PAINT and M2P Inferenced annotations

  • Are all the groups familiar with where the PAINT and MF-BP inferences are on the FTP site? Are there any technical questions? -Rama
  • GOA has started to provide mf2bp inferences in the UniProt file for all sources/species (as we need to ensure we have a complete and consistent data set) Edimmer
  • Are the annotating groups ready to load the mf-Bp inferences.

o SGD has looked at some of these annotations and we have some concerns. o For example yeast ADK1 is a adenylate kinase and we already have an annotation to ADP biosynthetic proces.

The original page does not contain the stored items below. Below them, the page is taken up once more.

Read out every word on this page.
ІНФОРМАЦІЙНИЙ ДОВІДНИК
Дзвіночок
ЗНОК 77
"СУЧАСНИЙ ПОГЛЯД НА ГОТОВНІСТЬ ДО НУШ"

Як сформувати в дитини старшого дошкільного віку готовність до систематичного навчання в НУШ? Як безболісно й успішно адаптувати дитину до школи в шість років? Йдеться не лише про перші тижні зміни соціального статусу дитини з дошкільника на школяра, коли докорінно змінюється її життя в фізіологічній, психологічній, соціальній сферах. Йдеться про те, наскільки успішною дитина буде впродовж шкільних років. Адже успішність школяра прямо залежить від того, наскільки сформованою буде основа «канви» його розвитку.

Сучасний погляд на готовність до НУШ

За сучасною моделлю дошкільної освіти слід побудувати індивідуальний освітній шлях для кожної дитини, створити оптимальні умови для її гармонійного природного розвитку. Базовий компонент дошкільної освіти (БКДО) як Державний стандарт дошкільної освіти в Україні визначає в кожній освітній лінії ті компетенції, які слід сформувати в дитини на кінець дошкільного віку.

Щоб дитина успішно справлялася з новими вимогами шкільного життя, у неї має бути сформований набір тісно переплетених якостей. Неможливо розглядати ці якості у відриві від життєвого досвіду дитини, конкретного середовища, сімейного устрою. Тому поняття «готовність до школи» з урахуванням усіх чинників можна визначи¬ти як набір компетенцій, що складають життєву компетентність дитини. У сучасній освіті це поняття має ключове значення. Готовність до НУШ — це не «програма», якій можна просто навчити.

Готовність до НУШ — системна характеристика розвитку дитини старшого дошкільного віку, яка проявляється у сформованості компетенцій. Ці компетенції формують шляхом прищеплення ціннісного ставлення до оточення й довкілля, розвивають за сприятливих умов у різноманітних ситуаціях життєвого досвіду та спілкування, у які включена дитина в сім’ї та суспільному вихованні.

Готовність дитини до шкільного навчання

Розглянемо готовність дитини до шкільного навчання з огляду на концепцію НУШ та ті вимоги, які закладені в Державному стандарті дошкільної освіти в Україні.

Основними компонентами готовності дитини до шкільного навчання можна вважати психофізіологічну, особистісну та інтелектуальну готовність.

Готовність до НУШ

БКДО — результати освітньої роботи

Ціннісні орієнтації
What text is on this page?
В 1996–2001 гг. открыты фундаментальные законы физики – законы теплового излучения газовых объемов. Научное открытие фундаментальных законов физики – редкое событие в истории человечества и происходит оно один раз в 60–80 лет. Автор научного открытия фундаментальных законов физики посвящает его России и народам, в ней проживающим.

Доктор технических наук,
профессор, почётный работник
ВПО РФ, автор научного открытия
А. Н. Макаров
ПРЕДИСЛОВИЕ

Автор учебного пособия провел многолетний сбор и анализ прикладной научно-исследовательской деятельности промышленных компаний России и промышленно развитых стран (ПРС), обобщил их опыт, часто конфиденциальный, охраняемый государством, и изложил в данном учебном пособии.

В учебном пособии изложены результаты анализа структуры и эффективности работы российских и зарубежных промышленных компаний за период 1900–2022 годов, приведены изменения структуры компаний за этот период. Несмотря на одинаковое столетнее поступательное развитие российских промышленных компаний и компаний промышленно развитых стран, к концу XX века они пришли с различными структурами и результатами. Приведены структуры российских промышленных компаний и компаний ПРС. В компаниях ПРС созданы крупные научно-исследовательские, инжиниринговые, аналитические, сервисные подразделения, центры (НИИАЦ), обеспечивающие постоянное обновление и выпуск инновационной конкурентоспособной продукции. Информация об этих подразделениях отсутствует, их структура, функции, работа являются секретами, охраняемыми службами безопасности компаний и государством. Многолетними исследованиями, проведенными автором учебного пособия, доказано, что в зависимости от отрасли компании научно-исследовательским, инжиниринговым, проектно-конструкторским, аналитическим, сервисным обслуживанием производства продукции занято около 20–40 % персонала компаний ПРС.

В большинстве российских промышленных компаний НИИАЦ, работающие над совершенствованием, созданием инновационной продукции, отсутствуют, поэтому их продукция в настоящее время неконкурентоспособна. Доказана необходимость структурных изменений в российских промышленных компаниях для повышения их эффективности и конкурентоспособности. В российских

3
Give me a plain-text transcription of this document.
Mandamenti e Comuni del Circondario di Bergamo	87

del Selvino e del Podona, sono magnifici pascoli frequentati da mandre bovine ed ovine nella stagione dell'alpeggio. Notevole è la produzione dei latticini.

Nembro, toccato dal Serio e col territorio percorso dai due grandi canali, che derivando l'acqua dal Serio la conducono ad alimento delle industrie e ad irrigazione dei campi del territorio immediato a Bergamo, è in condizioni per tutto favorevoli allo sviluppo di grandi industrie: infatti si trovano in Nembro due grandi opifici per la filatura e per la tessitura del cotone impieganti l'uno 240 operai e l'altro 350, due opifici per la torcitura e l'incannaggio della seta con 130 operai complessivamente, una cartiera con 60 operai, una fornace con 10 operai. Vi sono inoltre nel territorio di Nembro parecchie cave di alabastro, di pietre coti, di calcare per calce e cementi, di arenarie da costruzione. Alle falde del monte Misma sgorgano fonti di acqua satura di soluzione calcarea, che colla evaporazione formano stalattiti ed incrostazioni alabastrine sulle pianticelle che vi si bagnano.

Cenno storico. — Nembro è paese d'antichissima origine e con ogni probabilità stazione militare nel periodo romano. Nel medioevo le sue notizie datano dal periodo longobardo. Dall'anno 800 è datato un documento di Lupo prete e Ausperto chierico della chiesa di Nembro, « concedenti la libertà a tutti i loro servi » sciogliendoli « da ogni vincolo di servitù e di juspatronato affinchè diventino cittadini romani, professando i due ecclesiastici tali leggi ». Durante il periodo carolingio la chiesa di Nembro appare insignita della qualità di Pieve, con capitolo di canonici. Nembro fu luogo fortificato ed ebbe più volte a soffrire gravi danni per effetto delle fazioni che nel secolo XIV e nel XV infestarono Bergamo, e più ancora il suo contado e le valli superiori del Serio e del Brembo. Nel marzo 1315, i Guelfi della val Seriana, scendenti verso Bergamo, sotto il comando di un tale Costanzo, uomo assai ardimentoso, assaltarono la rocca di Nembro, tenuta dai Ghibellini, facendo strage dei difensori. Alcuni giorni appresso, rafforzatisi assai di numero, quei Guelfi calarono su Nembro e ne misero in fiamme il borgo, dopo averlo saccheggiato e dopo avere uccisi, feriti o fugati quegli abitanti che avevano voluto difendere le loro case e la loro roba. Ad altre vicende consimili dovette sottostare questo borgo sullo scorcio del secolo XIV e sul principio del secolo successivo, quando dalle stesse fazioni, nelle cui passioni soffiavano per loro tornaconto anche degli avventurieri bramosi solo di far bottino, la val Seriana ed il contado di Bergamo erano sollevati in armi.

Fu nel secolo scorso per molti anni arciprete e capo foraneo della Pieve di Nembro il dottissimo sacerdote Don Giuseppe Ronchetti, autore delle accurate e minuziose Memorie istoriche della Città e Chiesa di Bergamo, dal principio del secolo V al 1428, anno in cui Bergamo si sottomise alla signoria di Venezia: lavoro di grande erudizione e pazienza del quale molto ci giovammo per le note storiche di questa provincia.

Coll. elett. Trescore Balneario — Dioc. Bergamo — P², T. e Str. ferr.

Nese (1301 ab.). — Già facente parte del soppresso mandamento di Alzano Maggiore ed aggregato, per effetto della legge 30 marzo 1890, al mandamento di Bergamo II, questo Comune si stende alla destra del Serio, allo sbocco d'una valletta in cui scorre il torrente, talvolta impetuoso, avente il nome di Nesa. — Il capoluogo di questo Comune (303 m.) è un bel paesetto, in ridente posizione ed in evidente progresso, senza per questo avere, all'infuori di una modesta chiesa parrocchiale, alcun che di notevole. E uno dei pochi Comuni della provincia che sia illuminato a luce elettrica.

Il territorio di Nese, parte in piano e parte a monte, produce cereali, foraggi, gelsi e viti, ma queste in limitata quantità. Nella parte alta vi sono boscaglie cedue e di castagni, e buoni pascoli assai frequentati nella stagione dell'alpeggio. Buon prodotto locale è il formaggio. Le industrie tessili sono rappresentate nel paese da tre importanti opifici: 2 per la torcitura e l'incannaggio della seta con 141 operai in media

The MF-BP inference is to the term nucleotide phosphorylation. o In another example, yeast AGE1 is annotated to GTPase activator activity and an inference has been made to 'regulation of catalytic activity'. This is a high level term and not something we would capture in our manual curation pipeline. o But it is hard for us to review all these annotations to decide which to keep etc. I would like to know how other groups are dealing with these annotations.

  • GOA only includes RefGenome annotations from PAINT for human, chicken and other species. Should we take more files directly from GO - or wait for individual MODs to include the annotations and take them from the MOD GAFs? Edimmer
  • I believe GOA has already started to provide the PAINT annotations through the files and they come with ISS evidence code. In talking to Mike Cherry about this he thinks apart from the fact that these annotations are made from the Ref.genome project, the new evidence codes is the novelty part of these annotations. If the GOC adds documentation on these evidence codes (they are available in the ECO) can the annotating groups use these new evidence codes?